Clearly influenced by Brady and O'Sullivan and the other Civil War photographers (among others), she also utilised their techniques, working with the very awkward wet collodion plate process. What, in the hands of another photographer, could have very easily lead to a sort of Civil War Re-enactment type of photography, with perfectly replicated glass plates, in Mann's hands become a process and way of seeing that incorporates wounds and faults, damage and lucky accident - the process melding with her vision to produce some quite exquisite and memorable photographs.



The first part of the work was published as a gallery monograph called Motherland (which I prefer as a title). As it expanded beyond that, it was later published in the book Deep South. One thing I find about all her work is that it always feels honest and genuine.

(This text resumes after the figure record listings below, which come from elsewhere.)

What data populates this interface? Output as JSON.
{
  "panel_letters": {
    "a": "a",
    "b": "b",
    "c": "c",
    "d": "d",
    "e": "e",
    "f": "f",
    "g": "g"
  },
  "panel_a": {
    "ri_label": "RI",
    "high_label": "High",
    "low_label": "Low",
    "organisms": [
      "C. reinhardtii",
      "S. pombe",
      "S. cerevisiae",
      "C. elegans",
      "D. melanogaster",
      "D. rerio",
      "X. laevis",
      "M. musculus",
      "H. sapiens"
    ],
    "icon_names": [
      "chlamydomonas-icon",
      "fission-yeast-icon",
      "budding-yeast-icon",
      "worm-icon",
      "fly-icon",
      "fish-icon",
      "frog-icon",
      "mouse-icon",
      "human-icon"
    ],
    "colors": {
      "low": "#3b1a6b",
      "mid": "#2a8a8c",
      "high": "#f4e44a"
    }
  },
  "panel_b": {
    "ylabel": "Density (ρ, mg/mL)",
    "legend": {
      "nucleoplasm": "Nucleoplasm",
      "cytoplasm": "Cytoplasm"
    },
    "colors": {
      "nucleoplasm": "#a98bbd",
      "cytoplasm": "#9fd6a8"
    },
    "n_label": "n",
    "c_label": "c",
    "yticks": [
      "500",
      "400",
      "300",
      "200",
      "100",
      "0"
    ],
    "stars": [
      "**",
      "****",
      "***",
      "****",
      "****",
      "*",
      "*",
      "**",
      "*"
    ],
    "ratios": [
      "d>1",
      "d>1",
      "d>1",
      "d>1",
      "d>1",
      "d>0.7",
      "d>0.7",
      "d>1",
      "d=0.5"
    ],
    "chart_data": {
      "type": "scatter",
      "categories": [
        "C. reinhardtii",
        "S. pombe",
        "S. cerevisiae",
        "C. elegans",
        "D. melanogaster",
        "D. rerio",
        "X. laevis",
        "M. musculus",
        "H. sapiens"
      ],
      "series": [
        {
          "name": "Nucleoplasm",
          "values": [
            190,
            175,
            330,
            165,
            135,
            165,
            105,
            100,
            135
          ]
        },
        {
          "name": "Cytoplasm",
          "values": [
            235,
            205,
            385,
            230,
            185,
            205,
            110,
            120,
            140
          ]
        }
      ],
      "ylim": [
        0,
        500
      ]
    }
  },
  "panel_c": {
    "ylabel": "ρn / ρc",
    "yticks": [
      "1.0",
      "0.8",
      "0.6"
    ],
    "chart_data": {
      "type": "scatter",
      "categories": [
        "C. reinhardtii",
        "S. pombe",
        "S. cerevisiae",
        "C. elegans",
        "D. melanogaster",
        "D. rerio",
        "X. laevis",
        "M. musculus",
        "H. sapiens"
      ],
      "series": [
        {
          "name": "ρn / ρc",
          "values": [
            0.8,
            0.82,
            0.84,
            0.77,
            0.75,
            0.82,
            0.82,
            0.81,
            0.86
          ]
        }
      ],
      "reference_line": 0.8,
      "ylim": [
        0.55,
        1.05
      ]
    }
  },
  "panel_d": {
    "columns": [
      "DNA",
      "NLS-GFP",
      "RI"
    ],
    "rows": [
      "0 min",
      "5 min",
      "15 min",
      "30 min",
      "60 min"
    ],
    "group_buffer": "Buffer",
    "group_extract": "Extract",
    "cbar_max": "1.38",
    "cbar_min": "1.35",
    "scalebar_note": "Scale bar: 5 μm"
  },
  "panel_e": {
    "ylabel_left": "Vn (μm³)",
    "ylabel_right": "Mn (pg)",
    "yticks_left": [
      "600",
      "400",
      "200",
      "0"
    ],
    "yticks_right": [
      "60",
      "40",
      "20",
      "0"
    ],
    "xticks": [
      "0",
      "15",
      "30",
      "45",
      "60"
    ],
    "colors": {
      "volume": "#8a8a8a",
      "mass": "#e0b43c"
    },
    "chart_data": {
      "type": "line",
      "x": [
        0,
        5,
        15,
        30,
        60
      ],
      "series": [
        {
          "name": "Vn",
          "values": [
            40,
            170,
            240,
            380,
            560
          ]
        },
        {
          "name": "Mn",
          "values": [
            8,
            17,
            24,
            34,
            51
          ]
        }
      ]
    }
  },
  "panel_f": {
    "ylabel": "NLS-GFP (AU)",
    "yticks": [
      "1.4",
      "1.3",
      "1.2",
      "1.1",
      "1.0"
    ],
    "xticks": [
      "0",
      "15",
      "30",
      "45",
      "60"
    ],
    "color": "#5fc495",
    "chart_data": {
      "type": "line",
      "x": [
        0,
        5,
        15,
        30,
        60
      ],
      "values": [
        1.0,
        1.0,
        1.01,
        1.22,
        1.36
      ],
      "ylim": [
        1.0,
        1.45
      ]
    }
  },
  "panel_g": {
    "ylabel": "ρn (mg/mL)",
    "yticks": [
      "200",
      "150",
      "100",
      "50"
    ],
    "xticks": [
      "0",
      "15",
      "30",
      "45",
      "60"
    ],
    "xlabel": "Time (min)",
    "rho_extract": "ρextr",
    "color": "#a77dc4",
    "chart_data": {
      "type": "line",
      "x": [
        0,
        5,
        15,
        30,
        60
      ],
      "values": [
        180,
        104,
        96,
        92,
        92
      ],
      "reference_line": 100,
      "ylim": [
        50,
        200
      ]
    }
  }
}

There is a video here and here of Mann talking about her work, as well as some further info here



Finally, I feel her other recent work, What Remains, is also an important work. Despite the amount of violence on TV, in the movies and on video games, despite the real life (and death) violence of the news hour and war in Iraq, despite Six Feet Under, death still remains one of the last taboos, one of the last mysteries. Mann addresses death and loss in her own unique way in What Remains - but that's for another time.


4 comments:

Anonymous said...

Tim-
Very very good. I am unreasonably fond of early Mann--all of her Immediate Family and earlier work, but I've always been slightly put off by the turn she took when her children grew up. I'm not sure why, but I've never given it the attention or thought it deserves. This post makes it clear that I need to give it a closer look, and why, and what might be going on with it.

Anonymous said...

Tim:

If you get a chance to see the recent tv special on Mann, it's worth watching.

G

Mel Trittin said...

If you ever have the opportunity to see her work exhibited go. I had the opportunity to see some of the images form Deep South at the "So the Story Goes" exhibition at the Chicago Art Institute over the winter and the phenomenal depth of the prints that just doesn't reproduce in books is remarkable. Now when I look at the book I have the memory in my mind.

Anonymous said...

Great piece on Mann and her work. What comes across in your observations is the originality of her seeing. As I looked at the photographs illustrating your brief essay, I thought about the work of another one of my favorite photographers, Eugene Atget.